Las ocho tenistas mejores del mundo -Sharapova, las hermanas Williams, Ana Ivanovic, Jelena Jancovic, Daniela Hantuchova, Svetlana Kuznetsova y Anne Chakvetadze-, que se instalaron en el Hotel Palace mientras duró el torneo, sólo podían comer pollo, brócoli, acelgas, pasta sin ningún tipo de aderezo y… aire. Con este régimen espartano resultaban inexplicables las medidas casi esculturales de todas ellas. Unos cuerpos con curvas y formas que no podían deberse a la ingesta masiva de verdura. A no ser que tuvieran el mismo ADN que Popeye y, por lo tanto, las espinacas y sus variantes no les afectaran en la masa corporal.

El misterio de los menús de las emperatrices del tenis se desentrañó el mismo fin de semana en que se cerraba el campeonato. Salvo Justine Henin y Maria Sharapova, que jugaron la final alzándose con el triunfo la primera, parte del resto se concentró en el restaurante La Albufera. Las tenistas pidieron de todo.
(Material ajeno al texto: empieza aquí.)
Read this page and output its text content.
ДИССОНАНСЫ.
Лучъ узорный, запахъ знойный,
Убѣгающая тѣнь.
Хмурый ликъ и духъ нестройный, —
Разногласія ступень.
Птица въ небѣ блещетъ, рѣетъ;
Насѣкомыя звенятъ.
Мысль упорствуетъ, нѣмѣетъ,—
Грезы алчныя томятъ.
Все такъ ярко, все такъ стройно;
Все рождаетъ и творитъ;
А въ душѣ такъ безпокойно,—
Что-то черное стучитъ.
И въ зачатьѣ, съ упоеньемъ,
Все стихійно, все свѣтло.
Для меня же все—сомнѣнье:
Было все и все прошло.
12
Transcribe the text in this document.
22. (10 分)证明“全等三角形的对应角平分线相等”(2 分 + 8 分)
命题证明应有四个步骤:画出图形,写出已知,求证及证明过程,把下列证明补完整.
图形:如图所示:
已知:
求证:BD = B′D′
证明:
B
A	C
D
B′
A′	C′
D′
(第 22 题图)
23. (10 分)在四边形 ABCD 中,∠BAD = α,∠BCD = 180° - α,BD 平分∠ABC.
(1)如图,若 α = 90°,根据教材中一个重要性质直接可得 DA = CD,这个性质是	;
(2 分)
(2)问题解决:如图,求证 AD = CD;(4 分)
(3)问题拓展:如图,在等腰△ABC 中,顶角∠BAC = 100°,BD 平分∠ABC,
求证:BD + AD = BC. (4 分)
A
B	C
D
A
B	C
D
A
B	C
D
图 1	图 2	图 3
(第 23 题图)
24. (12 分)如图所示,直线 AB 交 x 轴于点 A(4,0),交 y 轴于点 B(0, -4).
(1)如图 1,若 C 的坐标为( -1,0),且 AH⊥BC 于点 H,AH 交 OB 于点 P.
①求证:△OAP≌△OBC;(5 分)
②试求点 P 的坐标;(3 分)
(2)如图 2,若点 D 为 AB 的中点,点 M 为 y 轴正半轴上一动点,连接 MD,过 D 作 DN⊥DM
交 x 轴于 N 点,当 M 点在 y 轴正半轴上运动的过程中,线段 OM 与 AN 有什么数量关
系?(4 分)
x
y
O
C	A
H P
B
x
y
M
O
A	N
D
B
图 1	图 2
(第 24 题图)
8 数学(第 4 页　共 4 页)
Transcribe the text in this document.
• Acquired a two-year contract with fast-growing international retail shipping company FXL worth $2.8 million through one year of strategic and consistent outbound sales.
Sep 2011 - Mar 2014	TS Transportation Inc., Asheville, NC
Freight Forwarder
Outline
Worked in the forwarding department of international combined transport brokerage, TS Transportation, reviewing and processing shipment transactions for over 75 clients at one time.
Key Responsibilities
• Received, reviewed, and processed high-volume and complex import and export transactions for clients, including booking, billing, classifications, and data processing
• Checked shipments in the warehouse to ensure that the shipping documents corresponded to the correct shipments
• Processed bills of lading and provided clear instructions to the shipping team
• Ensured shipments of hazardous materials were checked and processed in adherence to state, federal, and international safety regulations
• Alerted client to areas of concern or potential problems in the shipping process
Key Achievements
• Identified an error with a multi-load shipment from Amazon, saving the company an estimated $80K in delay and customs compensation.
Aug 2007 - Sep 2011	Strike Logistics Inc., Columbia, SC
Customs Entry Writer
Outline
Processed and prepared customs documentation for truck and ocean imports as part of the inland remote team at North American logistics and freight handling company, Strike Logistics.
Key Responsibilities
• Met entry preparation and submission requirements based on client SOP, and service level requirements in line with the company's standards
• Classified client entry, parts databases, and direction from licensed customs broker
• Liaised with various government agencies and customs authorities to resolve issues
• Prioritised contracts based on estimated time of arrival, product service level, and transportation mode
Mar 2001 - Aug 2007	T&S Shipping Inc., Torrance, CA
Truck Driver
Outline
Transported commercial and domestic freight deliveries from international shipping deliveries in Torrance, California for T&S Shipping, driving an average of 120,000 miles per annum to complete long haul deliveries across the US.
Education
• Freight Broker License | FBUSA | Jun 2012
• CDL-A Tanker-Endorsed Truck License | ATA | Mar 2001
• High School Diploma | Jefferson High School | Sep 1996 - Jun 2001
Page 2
Para abrir boca aperitivos compartidos a base de croquetas, jamón, anchoas, cogollos de lechuga, pimientos, pulpo… abundante y por su orden, dejando sitio a los arroces, la especialidad de la casa. Por supuesto, nada de agua, ni aire, sino un buen vino para acompañar el pantagruélico almuerzo.

Muy cerca de ellas, y casi con miedo de que arramplaran también con su plato o quisieran compartirlo, el periodista Antonio Rossi no daba crédito a lo que estaba viendo. En vez de gráciles deportistas parecían Borja Thyssen cuando se sienta a la mesa al mediodía sin haber desayunado.